Morgan Stanley has addressed the fact that some investors believe that Tesla's price cut move has upset customers who recently paid much higher prices for the exact same car. However, analysts recalled that 110 years ago, Henry Ford introduced the Model T “Runabout” and reinvented mass production, which led to a sharp decrease in car prices.
The Model T entry-level “Runabout” cost $825 in 1909 (about $24,000 in today's dollars), or less than 1/3 the price of an average car at the time. However, the moving assembly line allowed for a significant increase in volumes, leading to even more deflation in car prices. By 1913, the price of a “Runabout” had dropped to $525, and by 1920 to $395. By 1925, the average price of the Model T “Runabout” was $260 ($3,790 in today's dollars), about 1/20th of the average inflation-adjusted price of a car in 1907.
Deflation changed the competitive landscape of the auto industry and squeezed out much of the industry. In 1907 there were 255 automakers in the US, but by 1929 there were 44 surviving automakers there. At the same time, 80% of sales came from General Motors, Ford, and Chrysler.
Analysts noted that nothing like the innovation that Henry Ford brought to manufacturing has yet to happen in the electric vehicle industry.

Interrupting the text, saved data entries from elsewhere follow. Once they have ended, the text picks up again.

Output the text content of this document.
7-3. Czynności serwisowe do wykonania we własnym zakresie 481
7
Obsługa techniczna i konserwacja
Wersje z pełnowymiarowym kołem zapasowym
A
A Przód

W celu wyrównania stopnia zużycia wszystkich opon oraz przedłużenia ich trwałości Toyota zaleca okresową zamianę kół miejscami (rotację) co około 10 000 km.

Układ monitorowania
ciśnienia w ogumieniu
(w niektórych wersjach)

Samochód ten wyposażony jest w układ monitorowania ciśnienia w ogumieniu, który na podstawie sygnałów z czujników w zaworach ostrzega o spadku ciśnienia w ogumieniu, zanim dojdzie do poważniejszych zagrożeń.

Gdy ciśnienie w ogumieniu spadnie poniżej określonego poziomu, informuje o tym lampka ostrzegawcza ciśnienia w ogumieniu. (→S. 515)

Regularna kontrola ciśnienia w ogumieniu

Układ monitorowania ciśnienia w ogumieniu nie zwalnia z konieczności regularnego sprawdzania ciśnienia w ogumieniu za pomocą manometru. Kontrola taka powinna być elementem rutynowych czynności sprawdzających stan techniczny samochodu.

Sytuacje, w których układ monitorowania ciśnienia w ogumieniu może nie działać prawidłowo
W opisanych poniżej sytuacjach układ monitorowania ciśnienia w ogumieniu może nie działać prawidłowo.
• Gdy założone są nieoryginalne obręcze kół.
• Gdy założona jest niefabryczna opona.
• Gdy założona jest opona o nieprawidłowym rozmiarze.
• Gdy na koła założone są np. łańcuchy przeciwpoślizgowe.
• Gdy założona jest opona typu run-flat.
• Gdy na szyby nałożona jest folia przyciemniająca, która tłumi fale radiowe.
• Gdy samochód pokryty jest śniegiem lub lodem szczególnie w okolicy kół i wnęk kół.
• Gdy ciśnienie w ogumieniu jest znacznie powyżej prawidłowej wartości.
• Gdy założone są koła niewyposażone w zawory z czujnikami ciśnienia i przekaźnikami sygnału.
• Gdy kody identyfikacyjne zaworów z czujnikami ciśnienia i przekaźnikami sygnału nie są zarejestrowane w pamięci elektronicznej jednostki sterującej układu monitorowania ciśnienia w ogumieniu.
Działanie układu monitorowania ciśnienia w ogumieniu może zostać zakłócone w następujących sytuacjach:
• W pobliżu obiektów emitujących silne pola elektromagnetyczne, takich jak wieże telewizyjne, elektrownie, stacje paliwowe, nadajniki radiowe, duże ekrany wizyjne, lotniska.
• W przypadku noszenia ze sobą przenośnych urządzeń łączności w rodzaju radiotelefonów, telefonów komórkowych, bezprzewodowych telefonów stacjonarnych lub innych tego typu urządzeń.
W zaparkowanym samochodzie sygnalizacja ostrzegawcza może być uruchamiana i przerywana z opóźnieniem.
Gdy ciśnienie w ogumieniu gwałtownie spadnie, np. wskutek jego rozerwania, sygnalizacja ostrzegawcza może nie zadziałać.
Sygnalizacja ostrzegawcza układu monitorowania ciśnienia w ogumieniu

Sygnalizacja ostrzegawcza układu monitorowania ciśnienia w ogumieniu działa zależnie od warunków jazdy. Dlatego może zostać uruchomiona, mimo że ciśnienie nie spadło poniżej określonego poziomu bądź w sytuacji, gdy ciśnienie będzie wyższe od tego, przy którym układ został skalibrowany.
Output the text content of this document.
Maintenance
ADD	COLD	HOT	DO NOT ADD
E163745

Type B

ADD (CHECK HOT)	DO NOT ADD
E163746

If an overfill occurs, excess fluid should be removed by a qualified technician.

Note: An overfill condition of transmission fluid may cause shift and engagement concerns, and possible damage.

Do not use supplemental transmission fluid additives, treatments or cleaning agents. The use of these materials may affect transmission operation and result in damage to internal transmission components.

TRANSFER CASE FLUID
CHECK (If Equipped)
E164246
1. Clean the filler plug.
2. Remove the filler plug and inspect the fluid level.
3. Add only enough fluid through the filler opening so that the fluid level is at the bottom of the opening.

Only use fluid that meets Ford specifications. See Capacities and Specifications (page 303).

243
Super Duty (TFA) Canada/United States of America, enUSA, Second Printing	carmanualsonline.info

They wrote that we are only in the early days of Tesla's price cuts, and this is the beginning of when changes in design, manufacturing technology, and scale will lead to a deep deflation in the price of electric vehicles.
“While it's still early days following the Tesla price cuts, we believe history will reflect upon this time as the moment when changes in design, manufacturing technology, and scale enabled profound deflation in the price of EVs. Potential changes to industry composition and market share may take years to play out. But we believe the EV forecasts and manufacturing plans of competing EV players (startup and legacy) may potentially need to be fundamentally reconceived.”